Estos incumplimientos tienen efectos irreversibles. Ya la gente que se va no vuelve, pero sí creo que hay posibilidad de mitigación. Lo que no veo es mucha gente parándole bolas al tema, que de hecho es una de las cosas que motivan haber hecho este libro de coyuntura. Por ejemplo, ¿por qué el presidente Duque no se reunió con la minga y en cambio sí se reunió con los marchantes de las Farc? La única diferencia fue la presión internacional, porque con el asesinato de los excombatientes, que realmente es un escándalo que clama al cielo, los embajadores claves dijeron: “Oiga, ¡pilas!”; entonces la presión internacional tuvo efecto. Pero lo que veo es una combinación muy fregada también como de hostilidad hacia la paz y el retraimiento. Realmente no veo una conexión con lo que está pasando en el país real. Lo que podemos hacer los colombianos es presionar por el cumplimiento, pero también pensar en las condiciones para que ese cumplimiento sea verosímil.
En medio de los asesinatos diarios, las masacres y los múltiples hechos de violencia ¿hay posibilidad de mantenerse optimista?
Yo traté de construir un mensaje que saliera de ese tremendismo, porque es muy fácil caer ahí.

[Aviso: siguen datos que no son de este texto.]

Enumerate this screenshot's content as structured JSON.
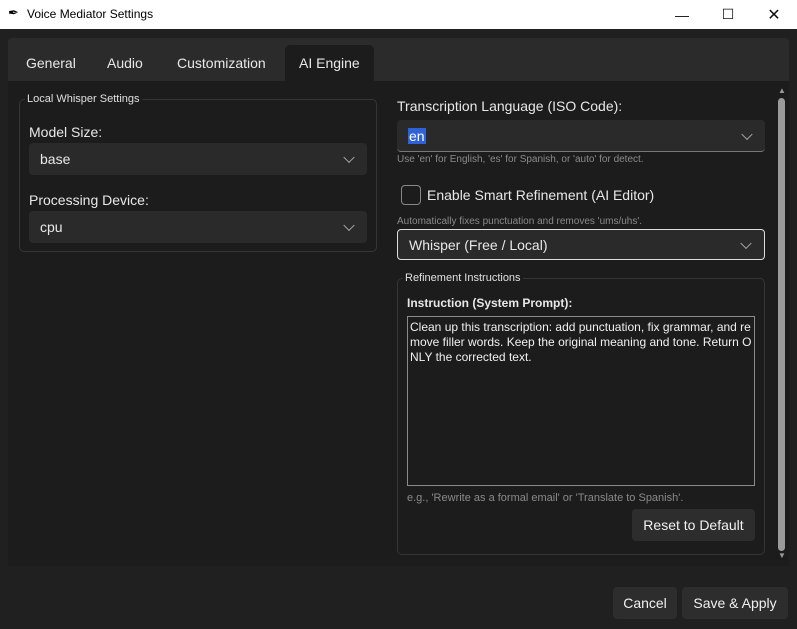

Lo que yo estoy diciendo, y de verdad lo creo, es que estamos en una carrera contra el tiempo con consecuencias gigantescas: aprovechar o no la ventana de oportunidad que se abrió. Y si se cierra eso marcará a nuestra generación y a las siguientes. En Colombia ha habido fuerzas pacíficas que se han desplegado con capacidad realmente admirable. Contrario al lugar común, en las grandes ciudades hay una reserva de pasión pacifista, no solo política, sino cultural y social. Lo que se necesita es una fuerza o una coalición de fuerzas que pueda traer eso al lenguaje y a hechos políticos. Existe la fantasía de que como el país cambió y es mucho más urbano, entonces no estamos frente a tanto riesgo. Y lo que yo demuestro es que aunque esa idea no es del todo absurda, en este país urbano podemos tener una guerra con elementos más brutales.